Michigan Gov. Whitmer’s ex-health director got $155K separation agreement
LANSING — Michigan Gov. Gretchen Whitmer’s administration paid former Health and Human Services Director Robert Gordon $155,506 as part of a separation agreement that prohibits him from discussing his departure.
Gordon and Mark Totten, chief legal counsel for the Democratic governor, both signed the agreement Feb. 22, exactly one month after the health director abruptly resigned his post in a move he first publicly announced on Twitter.
“In the interest of protecting deliberations among government officials, the parties agree to maintain confidentiality regarding (Gordon’s) departure from employment unless required by law to release such information,” reads the agreement, first reported Monday by The Detroit News and Detroit Free Press.
While confidentiality clauses and employee separation agreements are common in private industry, health department spokesperson Bob Wheaton said the document “speaks for itself” when asked by Bridge Michigan how often the state includes similar deals for departing employees.
Wheaton said the department is “looking forward to the future” with new director Elizabeth Hertel.
Gordon was earning a $182,000 annual salary before he resigned Jan. 22. That was the same day he signed a COVID-19 order that allowed Michigan restaurants to reopen at 25 percent capacity on Feb. 1. It remains unclear whether that order played a role in his departure.
State Rep. Matt Hall, a Marshall Republican who grilled Gordon and other state officials last year as chair of a Joint Select Committee on the COVID-19 Pandemic, called the agreement “shocking” and questioned what the administration is “trying to conceal.”
“There was unprecedented secrecy on a lot of the decisions made during this pandemic by executive order behind closed doors,” Hall said. “So when the guy responsible for signing many of these signed an agreement like this, with taxpayer dollars, I think it’s very inappropriate.”
But a spokesperson for Whitmer called the agreement routine.
“Executive separation agreements that include confidentiality terms and release of claims are fairly standard practice,” said spokesperson Bobby Leddy. “Per the terms of the agreement, we can’t comment further on a personnel matter.”
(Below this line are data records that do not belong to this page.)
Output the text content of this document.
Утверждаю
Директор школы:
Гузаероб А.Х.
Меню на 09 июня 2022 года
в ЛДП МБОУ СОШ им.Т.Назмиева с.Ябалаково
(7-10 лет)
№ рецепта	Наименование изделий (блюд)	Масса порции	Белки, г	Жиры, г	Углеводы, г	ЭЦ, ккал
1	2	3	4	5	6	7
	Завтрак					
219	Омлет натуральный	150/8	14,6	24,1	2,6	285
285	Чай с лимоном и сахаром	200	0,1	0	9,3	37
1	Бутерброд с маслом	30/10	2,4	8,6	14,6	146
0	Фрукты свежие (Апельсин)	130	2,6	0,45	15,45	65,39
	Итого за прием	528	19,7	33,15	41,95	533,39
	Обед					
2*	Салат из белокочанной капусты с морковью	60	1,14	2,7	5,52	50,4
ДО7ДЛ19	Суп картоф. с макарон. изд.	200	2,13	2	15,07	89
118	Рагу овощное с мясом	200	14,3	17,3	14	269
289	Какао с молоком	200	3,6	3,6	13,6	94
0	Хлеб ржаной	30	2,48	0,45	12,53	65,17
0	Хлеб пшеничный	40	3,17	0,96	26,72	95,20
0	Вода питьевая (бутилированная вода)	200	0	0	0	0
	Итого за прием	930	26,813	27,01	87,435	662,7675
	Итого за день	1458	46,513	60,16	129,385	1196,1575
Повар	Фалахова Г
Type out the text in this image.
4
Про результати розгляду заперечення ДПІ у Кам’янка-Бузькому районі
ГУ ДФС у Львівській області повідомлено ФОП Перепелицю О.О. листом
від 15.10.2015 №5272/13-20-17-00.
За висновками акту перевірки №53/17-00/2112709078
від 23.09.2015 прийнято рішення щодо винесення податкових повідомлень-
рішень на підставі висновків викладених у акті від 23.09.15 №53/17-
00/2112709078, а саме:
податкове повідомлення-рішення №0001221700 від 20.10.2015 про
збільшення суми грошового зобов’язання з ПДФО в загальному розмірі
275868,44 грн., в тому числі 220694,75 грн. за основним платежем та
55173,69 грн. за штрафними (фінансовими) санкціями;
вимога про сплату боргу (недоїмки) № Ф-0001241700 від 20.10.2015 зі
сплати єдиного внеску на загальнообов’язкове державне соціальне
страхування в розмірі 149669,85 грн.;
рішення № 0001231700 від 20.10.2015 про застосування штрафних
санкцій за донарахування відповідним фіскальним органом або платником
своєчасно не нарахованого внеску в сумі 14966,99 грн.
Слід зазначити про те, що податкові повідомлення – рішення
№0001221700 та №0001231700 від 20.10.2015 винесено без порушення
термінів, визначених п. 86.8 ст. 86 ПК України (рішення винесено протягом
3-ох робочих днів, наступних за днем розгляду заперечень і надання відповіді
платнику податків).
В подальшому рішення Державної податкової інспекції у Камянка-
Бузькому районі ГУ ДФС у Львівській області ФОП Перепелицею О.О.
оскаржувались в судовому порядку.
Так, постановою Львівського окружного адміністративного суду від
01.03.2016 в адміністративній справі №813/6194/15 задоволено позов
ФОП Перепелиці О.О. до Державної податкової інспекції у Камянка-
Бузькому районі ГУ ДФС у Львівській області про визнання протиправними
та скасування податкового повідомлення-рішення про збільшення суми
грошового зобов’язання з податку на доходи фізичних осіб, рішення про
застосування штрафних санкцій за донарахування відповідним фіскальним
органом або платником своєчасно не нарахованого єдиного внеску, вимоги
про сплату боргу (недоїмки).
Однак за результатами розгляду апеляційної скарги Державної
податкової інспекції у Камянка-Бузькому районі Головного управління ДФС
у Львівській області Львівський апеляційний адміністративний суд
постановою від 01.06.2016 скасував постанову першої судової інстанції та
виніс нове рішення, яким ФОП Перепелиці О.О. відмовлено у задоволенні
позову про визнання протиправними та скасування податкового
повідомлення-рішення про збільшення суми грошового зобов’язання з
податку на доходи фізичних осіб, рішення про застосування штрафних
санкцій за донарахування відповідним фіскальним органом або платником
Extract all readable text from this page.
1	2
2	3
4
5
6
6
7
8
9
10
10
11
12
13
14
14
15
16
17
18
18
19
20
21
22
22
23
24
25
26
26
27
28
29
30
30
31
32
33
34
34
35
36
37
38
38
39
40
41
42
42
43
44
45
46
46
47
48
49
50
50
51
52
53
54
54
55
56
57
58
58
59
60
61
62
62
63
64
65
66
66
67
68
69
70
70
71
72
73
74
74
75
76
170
Gordon is a former Obama administration official who went to work for Whitmer in 2019. His job changed dramatically last year when the coronavirus hit Michigan in March. He became the state’s primary authority for COVID-19 orders in October after the Michigan Supreme Court invalidated an emergency powers law Whitmer had used to issue her own mandates.
Prior to his departure, Gordon had faced scrutiny for a series of decisions, including:
- A controversial nursing home policy the state adopted early in the pandemic that established hubs to accept COVID-19 patients
- A contact tracing contract that was awarded to a political firm with ties to Democrats but quickly rescinded by Whitmer
- The closure of restaurants and other restrictions in mid-November in anticipation of a post-Thanksgiving surge
The former health director has declined multiple interview requests from Bridge Michigan since stepping down.
Whitmer has also declined to discuss the reasons for Gordon’s departure but has publicly thanked him for what she called “grueling” work to protect public health during the pandemic.
The separation agreement specifies that the state will continue to defend Gordon in new or ongoing lawsuits over COVID-19 restrictions he imposed or enforced as director.